Monday, October 27, 2008

Smothered Tempeh Sandwiches

I made this for lunch last week and it was OOOh so good. Please excuse the Dora was left over from my dd's birthday.

Smothered Tempeh Sandwich ~Eating Well

Makes 4 servings

ACTIVE TIME: 30 minutes

TOTAL TIME: 30 minutes


1 8-ounce package tempeh
1 tablespoon canola oil
10 ounces mushrooms, sliced
(I used baby bellas)
1 small red onion, thinly sliced
1/4 teaspoon salt
1 cup dry red wine
4 ounces sliced provolone cheese
8 thin slices whole-wheat bread, toasted

1. Cut tempeh in half widthwise, then slice each piece horizontally to make 4 thin slices total.
2. Heat oil in a large nonstick skillet over medium-high heat. Add mushrooms, onion and salt and cook, stirring often, until golden brown, about 10 minutes. Reduce heat to medium and stir in wine.
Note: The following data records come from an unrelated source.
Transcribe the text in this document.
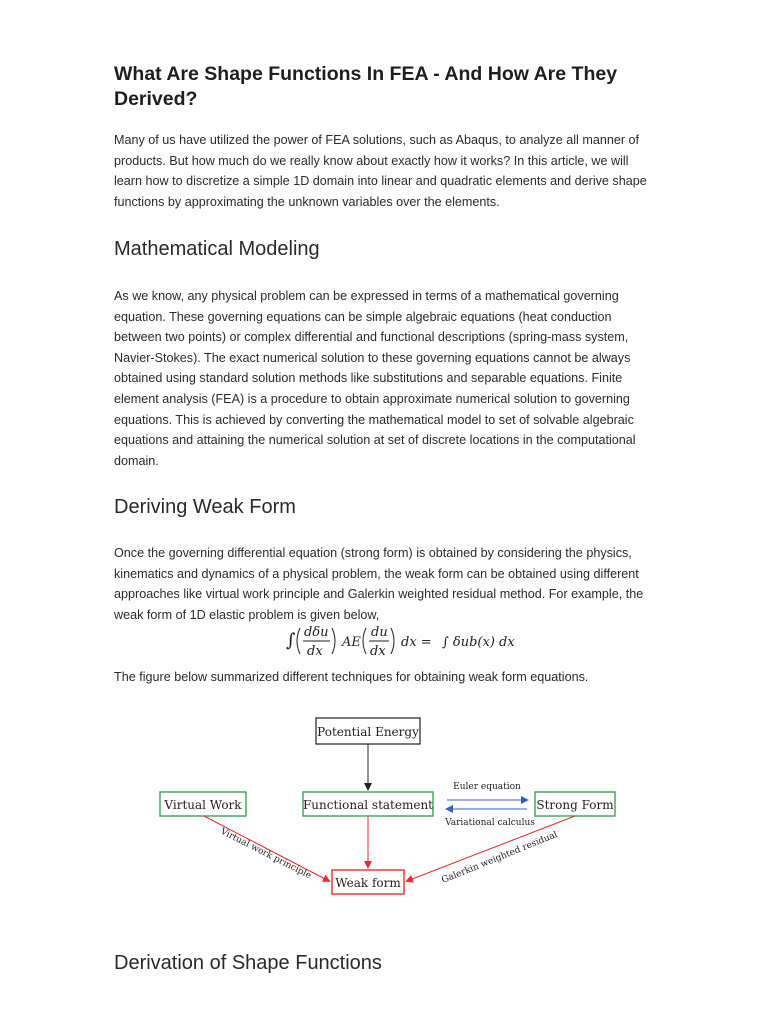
What Are Shape Functions In FEA - And How Are They Derived?

Many of us have utilized the power of FEA solutions, such as Abaqus, to analyze all manner of products. But how much do we really know about exactly how it works? In this article, we will learn how to discretize a simple 1D domain into linear and quadratic elements and derive shape functions by approximating the unknown variables over the elements.

Mathematical Modeling

As we know, any physical problem can be expressed in terms of a mathematical governing equation. These governing equations can be simple algebraic equations (heat conduction between two points) or complex differential and functional descriptions (spring-mass system, Navier-Stokes). The exact numerical solution to these governing equations cannot be always obtained using standard solution methods like substitutions and separable equations. Finite element analysis (FEA) is a procedure to obtain approximate numerical solution to governing equations. This is achieved by converting the mathematical model to set of solvable algebraic equations and attaining the numerical solution at set of discrete locations in the computational domain.

Deriving Weak Form

Once the governing differential equation (strong form) is obtained by considering the physics, kinematics and dynamics of a physical problem, the weak form can be obtained using different approaches like virtual work principle and Galerkin weighted residual method. For example, the weak form of 1D elastic problem is given below,

The figure below summarized different techniques for obtaining weak form equations.

Derivation of Shape Functions
∫ dδu
dx
AE
du
dx
dx = ∫ δub(x) dx
Potential Energy
Virtual Work	Functional statement	Strong Form
Euler equation
Variational calculus
Weak form
Virtual work principle	Galerkin weighted residual
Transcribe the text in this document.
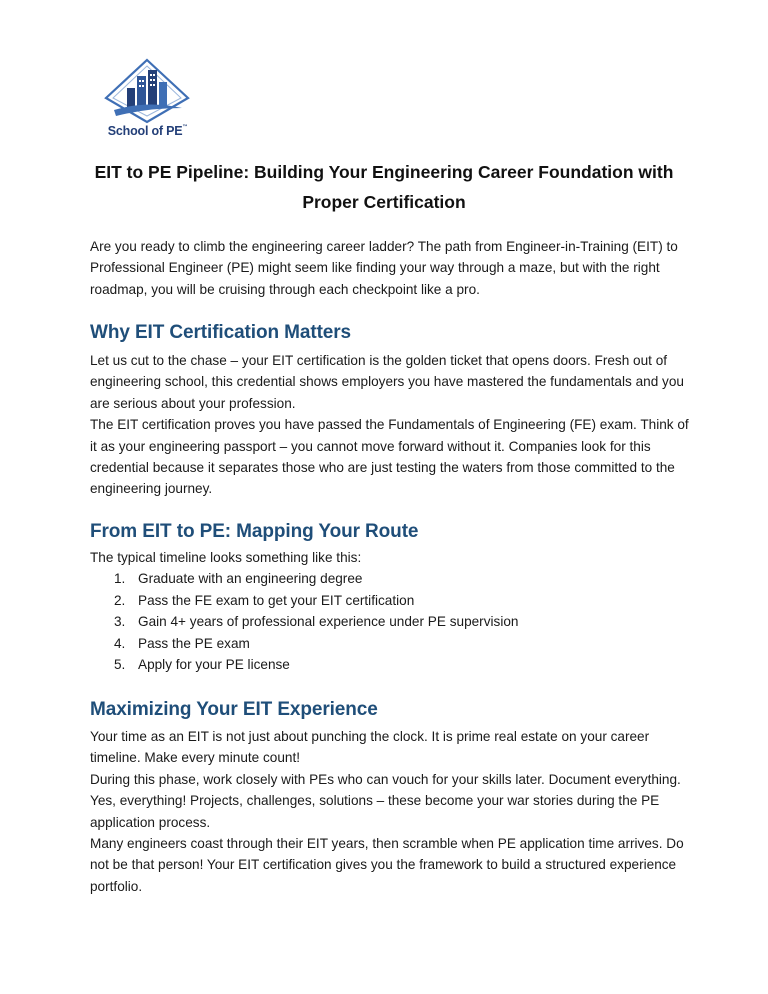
School of PE™
EIT to PE Pipeline: Building Your Engineering Career Foundation with Proper Certification

Are you ready to climb the engineering career ladder? The path from Engineer-in-Training (EIT) to Professional Engineer (PE) might seem like finding your way through a maze, but with the right roadmap, you will be cruising through each checkpoint like a pro.

Why EIT Certification Matters

Let us cut to the chase – your EIT certification is the golden ticket that opens doors. Fresh out of engineering school, this credential shows employers you have mastered the fundamentals and you are serious about your profession.

The EIT certification proves you have passed the Fundamentals of Engineering (FE) exam. Think of it as your engineering passport – you cannot move forward without it. Companies look for this credential because it separates those who are just testing the waters from those committed to the engineering journey.

From EIT to PE: Mapping Your Route

The typical timeline looks something like this:

1. Graduate with an engineering degree
2. Pass the FE exam to get your EIT certification
3. Gain 4+ years of professional experience under PE supervision
4. Pass the PE exam
5. Apply for your PE license
Maximizing Your EIT Experience

Your time as an EIT is not just about punching the clock. It is prime real estate on your career timeline. Make every minute count!

During this phase, work closely with PEs who can vouch for your skills later. Document everything. Yes, everything! Projects, challenges, solutions – these become your war stories during the PE application process.

Many engineers coast through their EIT years, then scramble when PE application time arrives. Do not be that person! Your EIT certification gives you the framework to build a structured experience portfolio.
Add tempeh slices and spoon some of the mushroom mixture over them; cook until the tempeh is heated through and the wine has evaporated, about 5 minutes. Remove from the heat, top with cheese, cover and let stand until the cheese melts, about 1 1/2 minutes.
3. To assemble sandwiches, divide the tempeh among half the toasted bread. Top with the mushroom mixture and the remaining toasted bread. Serve immediately.

Summer Fae's Notes~ I find that there are not enough mushrooms and onions for me. I always use more. Don't forget to boil the tempeh first. My kids even gave this a thumbs up.